I went to the exhibition as a lay visitor. And what particularly struck me was the display of umpteen number of big and small electronic screens, where Modi was shown giving speeches on great strides under him. I was instantly reminded of my first visit abroad. It went to Cuba, where I was sent by my editor in Patriot, RK Mishra, to cover a world indebtedness conference, organized by Fidel Castro, a roaring communist figure then, in August 1985. A hard leftist to crack at that time, I had read of personality cult, and how it had harmed the Soviet Union under Stalin and People’s Republic of China under Mao.
On my way to the hotel from the airport in a cab late in the evening, it seemed that the personality cult had come alive. There were huge Castro cutouts everywhere. And there were big screens showing Castro giving speeches in a language (Spanish) I didn’t understand. The screens remained live 24 hours for two weeks I was in Cuba. Go anywhere, you just saw Castro. As if screens were not enough, TV also showed Castro. I wondered if Castro was any different from Stalin or Mao, the ruthless leaders who killed dissent. “If he is so popular, why is he afraid of popular mandate?”, I asked senior journalist Hari Sharan Chhabra, who accompanied me. “Enjoy young man. That’s what you’ve come here for”, was his cryptic reply.
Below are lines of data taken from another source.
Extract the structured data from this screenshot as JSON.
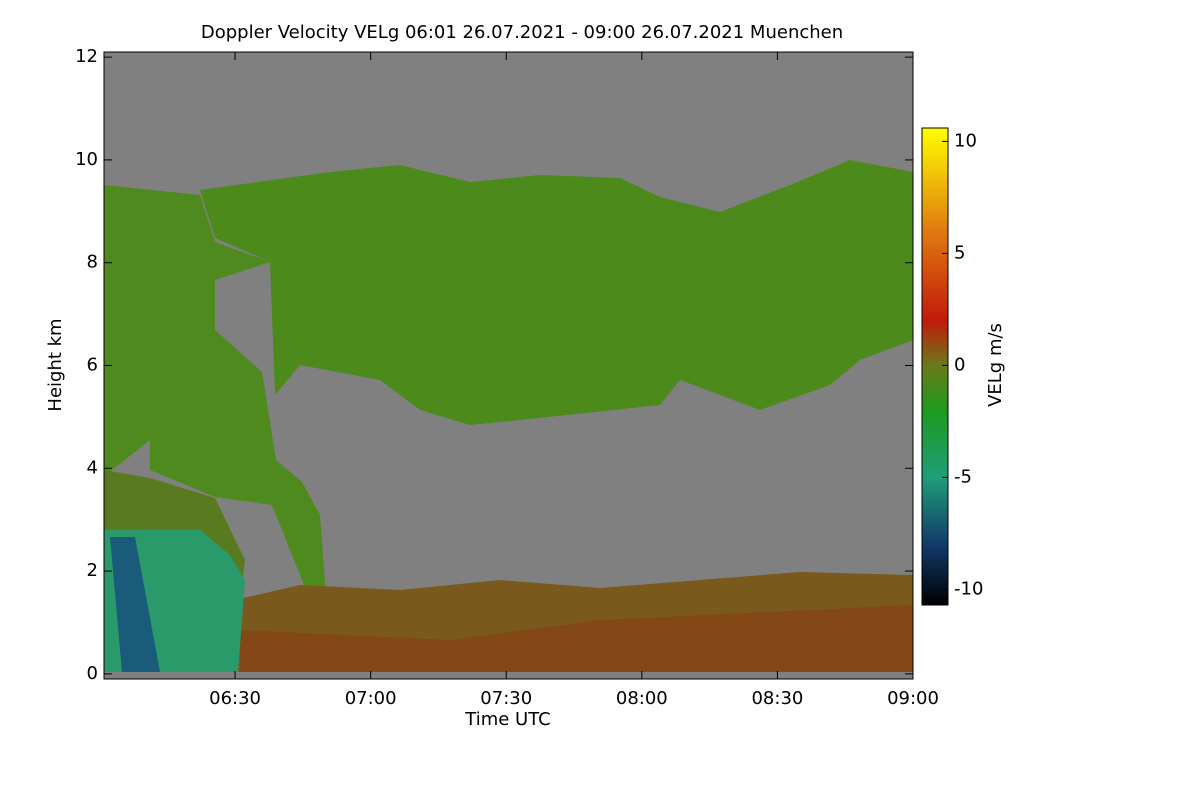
{
  "chart_data": {
    "type": "heatmap",
    "title": "Doppler Velocity VELg   06:01 26.07.2021 - 09:00 26.07.2021 Muenchen",
    "x_label": "Time UTC",
    "y_label": "Height km",
    "colorbar_label": "VELg m/s",
    "xlim": [
      361,
      540
    ],
    "xticks": [
      {
        "value": 390,
        "label": "06:30"
      },
      {
        "value": 420,
        "label": "07:00"
      },
      {
        "value": 450,
        "label": "07:30"
      },
      {
        "value": 480,
        "label": "08:00"
      },
      {
        "value": 510,
        "label": "08:30"
      },
      {
        "value": 540,
        "label": "09:00"
      }
    ],
    "ylim": [
      -0.1,
      12.1
    ],
    "yticks": [
      0,
      2,
      4,
      6,
      8,
      10,
      12
    ],
    "clim": [
      -10.7,
      10.6
    ],
    "cticks": [
      -10,
      -5,
      0,
      5,
      10
    ],
    "colormap": [
      {
        "value": -10.7,
        "color": "#000000"
      },
      {
        "value": -8,
        "color": "#123a6a"
      },
      {
        "value": -5,
        "color": "#1f9e78"
      },
      {
        "value": -2,
        "color": "#1e9a1e"
      },
      {
        "value": 0,
        "color": "#6a7a1a"
      },
      {
        "value": 2,
        "color": "#c21a0a"
      },
      {
        "value": 6,
        "color": "#e07a10"
      },
      {
        "value": 10.6,
        "color": "#ffff00"
      }
    ]
  }
}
During the seven years of my stay in Moscow as Patriot man, I learnt many more lessons in personality cults. It arises when an individual uses means of propaganda available to him to create an idealized image for himself. Flattery and praise are two accompanying characters. In my own home-state, Gujarat, I fondly notice similar tinges of communism which I had witnessed in Cuba in 1985 and the Soviet Union before perestroika and glasnost were initiated by Mikhail Gorbachev. There is no dearth of local politicians, even officials, who have compared Modi with the Mahatma and the Sardar. An IAS official even called him Lord Ram of the present times!
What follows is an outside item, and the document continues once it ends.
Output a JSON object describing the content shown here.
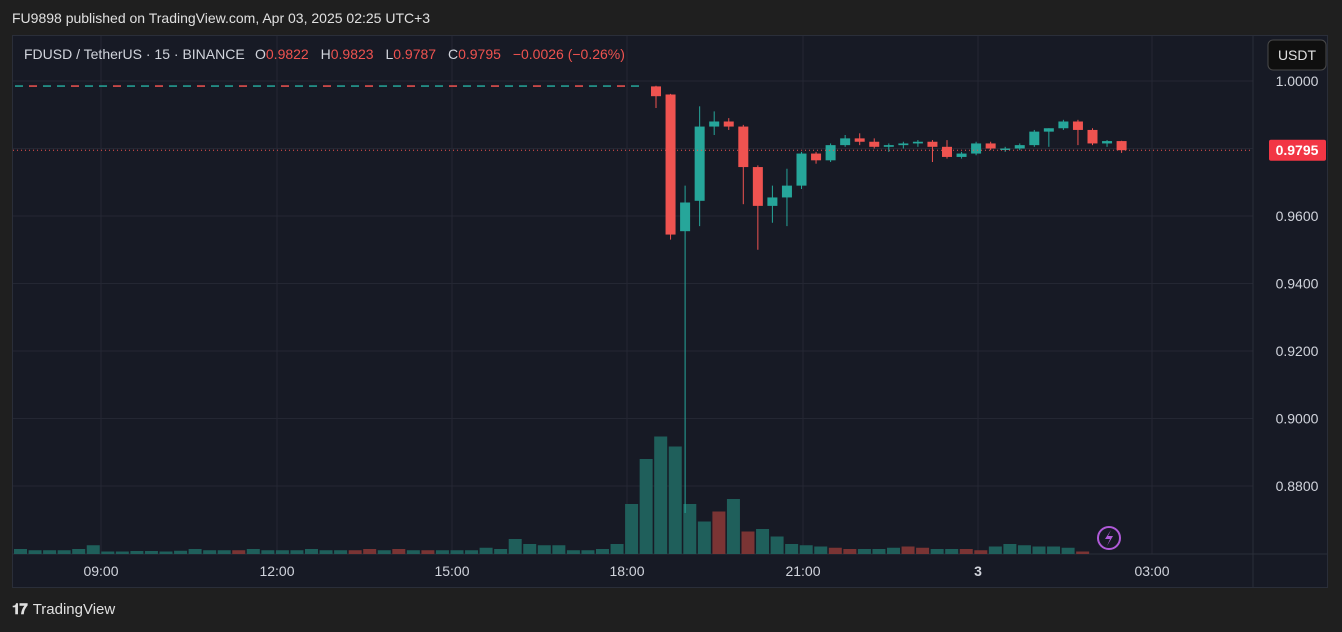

Modi, of course, has a limitation – he must operate in India’s democratic setup, and he cannot hope to rise beyond it. Yet, there have been occasions when he has betrayed his special liking for communist authoritarianism. It was an informal chat with reporters. The topic was his impressions of China, where he had gone 2006. Modi was all praise on how Three Gorges Dam, world’s biggest, was built in a record time of 14 years. Someone asked him, “Why couldn’t we complete our own Narmada dam so quickly?” And Modi’s determined reply was: “China doesn’t allow anti-dam environmentalists to raise the bogey of oustees. That’s why.” Scribes knew whom he was hitting – Medha Patkar, dubbed by officialdom as “anti-Gujarat.”
Of course, babus who organized the Golden Jubilee exhibition explained huge Modi photographs, cutouts and e-screen displays as their effort to follow in a faceless manner all that what the powers-that-be want them to do. “There is nothing unusual to see only Modi placards on display all over Gujarat during the Golden Gujarat celebrations”, one Modi aide said in justification, adding, “First of all, one must remember that Modi has grown much bigger than his party, the BJP. Secondly, which Indian politician doesn’t want to be displayed in a similar way? Indira Gandhi did it in her days, even imposed emergency to keep her cult alive. Mayawati has got her statues built around in Uttar Pradesh. This was equally true of the Amma in Tamil Nadu.”